Decano do elenco (são dez anos sob Antunes), Andrade é um dínamo de nuances de gênero e de projeções psíquicas e sensoriais de uma Blanche impossível de ser categorizada. O ator travestido de mulher como que dança sobre as máscaras de Kazuo Ohno (referência explícita ao solo Admirando La Argentina, 1976) em atravessamentos líricos. E outra cena, seu olhar denuncia o horror na sequência do estupro de que ela é vítima e o público, angustiado, não vê (cena oculta também no texto original e no filme). Andrada flana ou ziguezagueia com destreza performativa para não apagar o cidadão do teatro que entrediz Blanche e sua condição de artista em 2016. A virilidade infiltrada em contraponto à hegemonia de Stanley, um machista menos óbvio na atuação de Felipe Hofstatter.
O desempenho de Andressa Cabral carreia energia com um registro discreto, de tonalidades próximas ao pensamento e à prática stanislavskiana. Ela mora nessas contradições de matrizes como a alma de Stella balançada entre postergar os desejos ou concretizá-los. Seu rosto de tez polonesa e cabelos ruivos parecem emprestados de uma daquelas personagens de conjunto habitacional em filme europeu.
No retorno mais direto à cruzada antiespetacular, Antunes Filho desfruta de dois achados em meio à dezena de atores e atrizes que cumprem todas as partituras com admirada competência. E Blanche jamais traduziria sínteses como a que testemunhamos se Prêt-à-porter não tivesse bagunçado o coreto das convenções teatrais ao ocupar, primeiro, a área de convivência no térreo do Sesc Consolação e, em seguida, subir com o público para o sétimo andar, o do CPT e seu labirinto.
.:. Escrito no contexto do projeto Crítica Militante, iniciativa do site Teatrojornal – Leituras de Cena contemplada no edital ProAC de “Publicação de Conteúdo Cultural”, da Secretaria do Estado de São Paulo.

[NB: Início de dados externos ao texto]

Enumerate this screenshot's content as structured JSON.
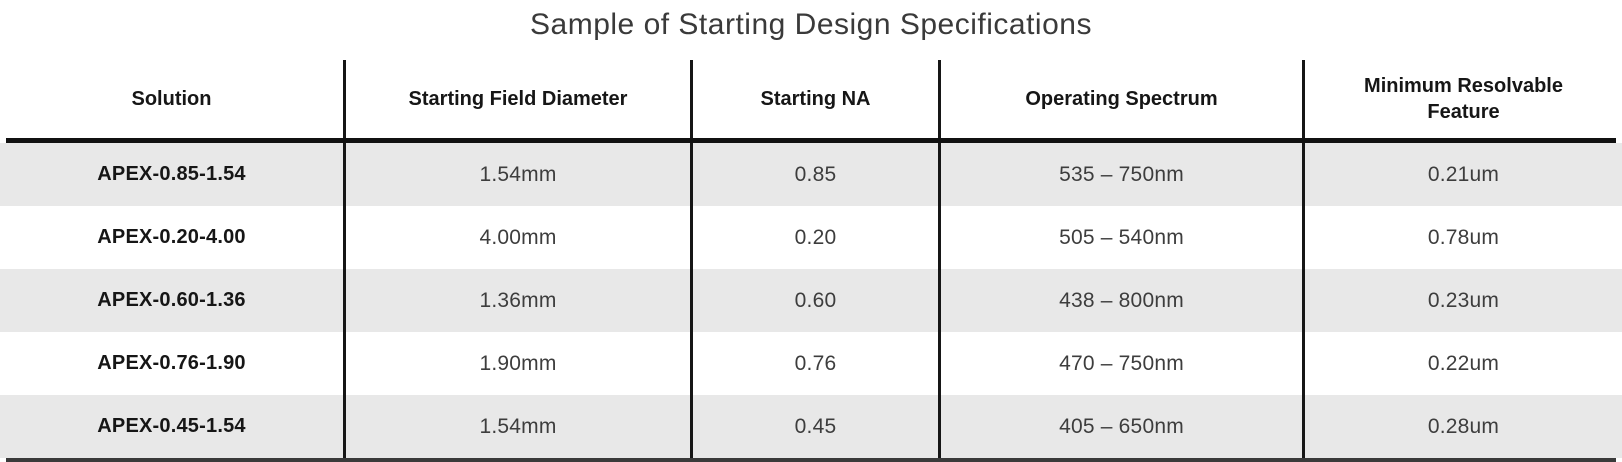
{
  "chart_data": {
    "type": "table",
    "title": "Sample of Starting Design Specifications",
    "columns": [
      "Solution",
      "Starting Field Diameter",
      "Starting NA",
      "Operating Spectrum",
      "Minimum Resolvable Feature"
    ],
    "rows": [
      [
        "APEX-0.85-1.54",
        "1.54mm",
        "0.85",
        "535 – 750nm",
        "0.21um"
      ],
      [
        "APEX-0.20-4.00",
        "4.00mm",
        "0.20",
        "505 – 540nm",
        "0.78um"
      ],
      [
        "APEX-0.60-1.36",
        "1.36mm",
        "0.60",
        "438 – 800nm",
        "0.23um"
      ],
      [
        "APEX-0.76-1.90",
        "1.90mm",
        "0.76",
        "470 – 750nm",
        "0.22um"
      ],
      [
        "APEX-0.45-1.54",
        "1.54mm",
        "0.45",
        "405 – 650nm",
        "0.28um"
      ]
    ],
    "layout": {
      "striped_rows": [
        1,
        3,
        5
      ],
      "stripe_color": "#e8e8e8",
      "border_color": "#161616",
      "header_bold": true,
      "first_column_bold": true,
      "grid": "vertical separators between columns, thick rule under header and at table bottom"
    }
  },
  "colors": {
    "stripe": "#e8e8e8",
    "border": "#161616",
    "bottom_rule": "#3a3a3a",
    "body_text": "#3d3d3d",
    "bold_text": "#161616",
    "title_text": "#3a3a3a"
  }
}
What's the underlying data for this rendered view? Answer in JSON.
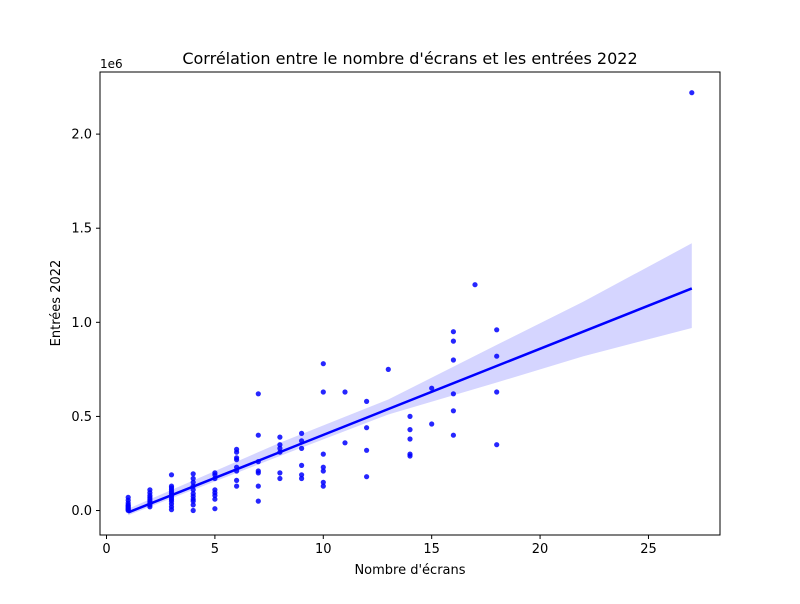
{
  "chart_data": {
    "type": "scatter",
    "title": "Corrélation entre le nombre d'écrans et les entrées 2022",
    "xlabel": "Nombre d'écrans",
    "ylabel": "Entrées 2022",
    "y_offset_label": "1e6",
    "xlim": [
      -0.3,
      28.3
    ],
    "ylim": [
      -130000,
      2330000
    ],
    "x_ticks": [
      0,
      5,
      10,
      15,
      20,
      25
    ],
    "y_ticks": [
      0,
      500000,
      1000000,
      1500000,
      2000000
    ],
    "x_tick_labels": [
      "0",
      "5",
      "10",
      "15",
      "20",
      "25"
    ],
    "y_tick_labels": [
      "0.0",
      "0.5",
      "1.0",
      "1.5",
      "2.0"
    ],
    "grid": false,
    "colors": {
      "points": "#0000ff",
      "line": "#0000ff",
      "band": "#d5d5ff"
    },
    "regression": {
      "x": [
        1,
        27
      ],
      "y": [
        -10000,
        1180000
      ],
      "ci_upper": [
        [
          1,
          10000
        ],
        [
          8,
          360000
        ],
        [
          13,
          590000
        ],
        [
          18,
          880000
        ],
        [
          22,
          1110000
        ],
        [
          27,
          1420000
        ]
      ],
      "ci_lower": [
        [
          27,
          970000
        ],
        [
          22,
          820000
        ],
        [
          18,
          680000
        ],
        [
          13,
          510000
        ],
        [
          8,
          290000
        ],
        [
          1,
          -25000
        ]
      ]
    },
    "points": [
      [
        1,
        0
      ],
      [
        1,
        5000
      ],
      [
        1,
        10000
      ],
      [
        1,
        15000
      ],
      [
        1,
        20000
      ],
      [
        1,
        25000
      ],
      [
        1,
        30000
      ],
      [
        1,
        40000
      ],
      [
        1,
        55000
      ],
      [
        1,
        70000
      ],
      [
        2,
        20000
      ],
      [
        2,
        30000
      ],
      [
        2,
        40000
      ],
      [
        2,
        50000
      ],
      [
        2,
        60000
      ],
      [
        2,
        70000
      ],
      [
        2,
        80000
      ],
      [
        2,
        95000
      ],
      [
        2,
        110000
      ],
      [
        3,
        5000
      ],
      [
        3,
        20000
      ],
      [
        3,
        35000
      ],
      [
        3,
        50000
      ],
      [
        3,
        60000
      ],
      [
        3,
        70000
      ],
      [
        3,
        80000
      ],
      [
        3,
        90000
      ],
      [
        3,
        100000
      ],
      [
        3,
        110000
      ],
      [
        3,
        120000
      ],
      [
        3,
        130000
      ],
      [
        3,
        190000
      ],
      [
        4,
        0
      ],
      [
        4,
        30000
      ],
      [
        4,
        50000
      ],
      [
        4,
        60000
      ],
      [
        4,
        75000
      ],
      [
        4,
        90000
      ],
      [
        4,
        110000
      ],
      [
        4,
        130000
      ],
      [
        4,
        150000
      ],
      [
        4,
        170000
      ],
      [
        4,
        195000
      ],
      [
        5,
        10000
      ],
      [
        5,
        60000
      ],
      [
        5,
        80000
      ],
      [
        5,
        95000
      ],
      [
        5,
        110000
      ],
      [
        5,
        170000
      ],
      [
        5,
        190000
      ],
      [
        5,
        200000
      ],
      [
        6,
        130000
      ],
      [
        6,
        160000
      ],
      [
        6,
        210000
      ],
      [
        6,
        230000
      ],
      [
        6,
        270000
      ],
      [
        6,
        280000
      ],
      [
        6,
        310000
      ],
      [
        6,
        325000
      ],
      [
        7,
        50000
      ],
      [
        7,
        130000
      ],
      [
        7,
        200000
      ],
      [
        7,
        210000
      ],
      [
        7,
        260000
      ],
      [
        7,
        400000
      ],
      [
        7,
        620000
      ],
      [
        8,
        170000
      ],
      [
        8,
        200000
      ],
      [
        8,
        310000
      ],
      [
        8,
        330000
      ],
      [
        8,
        350000
      ],
      [
        8,
        390000
      ],
      [
        9,
        170000
      ],
      [
        9,
        190000
      ],
      [
        9,
        240000
      ],
      [
        9,
        330000
      ],
      [
        9,
        370000
      ],
      [
        9,
        410000
      ],
      [
        10,
        130000
      ],
      [
        10,
        150000
      ],
      [
        10,
        210000
      ],
      [
        10,
        230000
      ],
      [
        10,
        300000
      ],
      [
        10,
        630000
      ],
      [
        10,
        780000
      ],
      [
        11,
        360000
      ],
      [
        11,
        630000
      ],
      [
        12,
        180000
      ],
      [
        12,
        320000
      ],
      [
        12,
        440000
      ],
      [
        12,
        580000
      ],
      [
        13,
        750000
      ],
      [
        14,
        290000
      ],
      [
        14,
        300000
      ],
      [
        14,
        380000
      ],
      [
        14,
        430000
      ],
      [
        14,
        500000
      ],
      [
        15,
        460000
      ],
      [
        15,
        650000
      ],
      [
        16,
        400000
      ],
      [
        16,
        530000
      ],
      [
        16,
        620000
      ],
      [
        16,
        800000
      ],
      [
        16,
        900000
      ],
      [
        16,
        950000
      ],
      [
        17,
        1200000
      ],
      [
        18,
        350000
      ],
      [
        18,
        630000
      ],
      [
        18,
        820000
      ],
      [
        18,
        960000
      ],
      [
        27,
        2220000
      ]
    ]
  }
}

.:. Leia reportagem com Antunes Filho e elenco de Blanche, bem como a crítica de Ferdinando Martins.
Serviço:
Blanche
Onde: Espaço CPT – Sesc Consolação, 7º andar (Rua Dr. Vila Nova, 245, Vila Buarque, São Paulo, tel. 11 3234-3000)
Quando: quarta a sexta, às 20h; sábado e feriado, às 17h. Até 1º/10
Duração: 110 minutos
Quanto: R$ 30 (inteira), R$ 15 (meia) e R$ 9 (credencial plena do Sesc)
Classificação: 14 anos
Ficha técnica:
Autoria: Tennessee Williams
Encenação: Antunes Filho
Assistente de direção: Francieli Fischer
Com: Stella Prata (Eunice), Vânia Bowê (vizinha), Felipe Hofstatter (Stanley), Alexandre Ferreira (Mitch), Luis Fernando Delalibera (Pablo), Andressa Cabral (Stella), Marcos de Andrade (Blanche), Bruno Di Trento (Steve), Luis Fernando Delalibera (jornaleiro), Antonio Carlos de Almeida Campos (médico), Guta Magnani (enfermeira)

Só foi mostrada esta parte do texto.